European-American football season

The 1996 WLAF season was the fourth World League of American Football (WLAF) season, and its second season under a six-team all-European format.

The Scottish Claymores, led by head coach Jim Criner in his second year, finished the regular season in first place with a 7–3 winning record, and beat the Frankfurt Galaxy 32–27 in World Bowl '96. The victory marked Scotland's first World Bowl championship, in its second active season.

==Season==
The Claymores had gained the right to play as home team in the World Bowl in week 5. They beat the Galaxy 20–0 at the Waldstadion, taking the World Bowl berth as the midseason leaders. This ended an eight-game winning streak from 1995–96 for the Galaxy. The Galaxy finished the regular season in second place with a record of six wins and four losses. Amsterdam and Barcelona were next highest with 50% win–loss records.
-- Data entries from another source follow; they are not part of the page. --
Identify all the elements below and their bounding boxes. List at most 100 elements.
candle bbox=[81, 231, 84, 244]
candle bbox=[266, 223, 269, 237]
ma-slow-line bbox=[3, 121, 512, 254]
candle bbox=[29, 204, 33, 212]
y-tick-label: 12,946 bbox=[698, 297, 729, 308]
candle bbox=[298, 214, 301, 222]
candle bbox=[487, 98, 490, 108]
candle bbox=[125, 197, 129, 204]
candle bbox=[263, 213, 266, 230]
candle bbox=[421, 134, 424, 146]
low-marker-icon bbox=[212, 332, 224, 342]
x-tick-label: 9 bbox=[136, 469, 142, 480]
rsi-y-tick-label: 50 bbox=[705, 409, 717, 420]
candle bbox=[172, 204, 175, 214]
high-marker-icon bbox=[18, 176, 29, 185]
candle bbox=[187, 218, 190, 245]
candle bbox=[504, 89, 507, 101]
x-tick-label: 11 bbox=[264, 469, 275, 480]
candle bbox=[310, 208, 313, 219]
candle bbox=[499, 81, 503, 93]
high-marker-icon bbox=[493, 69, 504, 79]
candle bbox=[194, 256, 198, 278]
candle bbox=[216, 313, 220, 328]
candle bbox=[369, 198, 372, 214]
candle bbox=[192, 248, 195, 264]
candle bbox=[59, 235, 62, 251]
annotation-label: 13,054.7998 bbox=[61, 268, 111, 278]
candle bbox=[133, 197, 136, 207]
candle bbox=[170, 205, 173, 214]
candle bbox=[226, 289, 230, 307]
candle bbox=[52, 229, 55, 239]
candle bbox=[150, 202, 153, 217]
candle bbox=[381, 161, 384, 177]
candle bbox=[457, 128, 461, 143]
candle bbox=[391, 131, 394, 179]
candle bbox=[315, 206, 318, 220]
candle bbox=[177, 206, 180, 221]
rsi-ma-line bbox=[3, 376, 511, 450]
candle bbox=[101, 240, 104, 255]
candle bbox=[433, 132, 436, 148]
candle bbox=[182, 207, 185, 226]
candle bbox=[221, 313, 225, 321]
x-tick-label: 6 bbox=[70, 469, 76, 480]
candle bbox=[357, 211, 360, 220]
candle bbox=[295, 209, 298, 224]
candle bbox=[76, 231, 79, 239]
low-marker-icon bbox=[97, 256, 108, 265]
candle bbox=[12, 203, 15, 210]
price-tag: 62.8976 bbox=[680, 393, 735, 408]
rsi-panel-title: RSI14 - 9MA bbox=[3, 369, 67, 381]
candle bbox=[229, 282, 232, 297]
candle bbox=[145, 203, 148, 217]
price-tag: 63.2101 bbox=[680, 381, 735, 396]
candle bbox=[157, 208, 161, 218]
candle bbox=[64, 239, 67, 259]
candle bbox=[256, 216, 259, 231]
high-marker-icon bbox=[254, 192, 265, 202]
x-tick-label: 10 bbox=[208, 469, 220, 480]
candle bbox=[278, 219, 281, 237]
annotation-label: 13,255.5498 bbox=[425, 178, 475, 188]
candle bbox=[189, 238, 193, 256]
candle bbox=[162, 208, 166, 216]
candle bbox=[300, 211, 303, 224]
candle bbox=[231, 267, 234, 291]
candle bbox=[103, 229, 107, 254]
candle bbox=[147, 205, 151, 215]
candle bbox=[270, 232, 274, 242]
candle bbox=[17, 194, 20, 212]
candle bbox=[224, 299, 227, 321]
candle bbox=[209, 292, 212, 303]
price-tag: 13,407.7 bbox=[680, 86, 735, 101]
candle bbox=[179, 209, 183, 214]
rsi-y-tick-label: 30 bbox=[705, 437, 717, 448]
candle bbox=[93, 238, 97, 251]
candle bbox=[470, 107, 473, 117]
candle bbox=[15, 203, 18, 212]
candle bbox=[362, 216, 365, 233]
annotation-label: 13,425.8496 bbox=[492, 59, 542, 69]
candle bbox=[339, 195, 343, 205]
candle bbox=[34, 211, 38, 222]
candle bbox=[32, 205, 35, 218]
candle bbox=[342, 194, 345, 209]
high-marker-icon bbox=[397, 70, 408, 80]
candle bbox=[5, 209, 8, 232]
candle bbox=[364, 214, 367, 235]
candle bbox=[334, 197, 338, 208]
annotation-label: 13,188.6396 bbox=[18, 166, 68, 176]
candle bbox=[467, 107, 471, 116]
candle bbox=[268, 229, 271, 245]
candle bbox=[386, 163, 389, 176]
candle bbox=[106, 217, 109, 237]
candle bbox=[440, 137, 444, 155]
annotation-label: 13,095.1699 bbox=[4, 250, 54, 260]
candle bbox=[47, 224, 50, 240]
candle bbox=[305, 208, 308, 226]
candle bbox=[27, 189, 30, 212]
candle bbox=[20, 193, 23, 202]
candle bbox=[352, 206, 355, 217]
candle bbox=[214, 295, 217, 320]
World League of American Football
| Team | W | L | T | PCT | PF | PA | Home | Road | STK |
| Scottish Claymores | 7 | 3 | 0 | .700 | 233 | 190 | 5–0 | 2–3 | L1 |
| Frankfurt Galaxy | 6 | 4 | 0 | .600 | 221 | 220 | 3–2 | 3–2 | W2 |
| Amsterdam Admirals | 5 | 5 | 0 | .500 | 250 | 210 | 4–1 | 1–4 | L1 |
| Barcelona Dragons | 5 | 5 | 0 | .500 | 192 | 230 | 4–1 | 1–4 | W1 |
| London Monarchs | 4 | 6 | 0 | .400 | 161 | 192 | 3–2 | 1–4 | W1 |
| Rhein Fire | 3 | 7 | 0 | .300 | 176 | 191 | 2–3 | 1–4 | L2 |

==World Bowl '96==

World Bowl '96 was the fourth championship game of the World League of American Football (WLAF). It took place at Murrayfield Stadium in Edinburgh, Scotland on Sunday, June 23, 1996. The 7–3 Scottish Claymores defeated the 6–4 Frankfurt Galaxy (the defending champions) 32–27 and, led by head coach Jim Criner, completed the league's first ever worst to first turnaround. Claymores wide receiver Yo Murphy was voted MVP for his 163 receiving yards and three touchdowns. 38,982 fans were in attendance that day, the highest in Claymores history and the largest crowd ever assembled for an American football game in Scotland.

The Claymores won the regular season series against the Galaxy, 20–0 in Frankfurt and 20–17 in Edinburgh.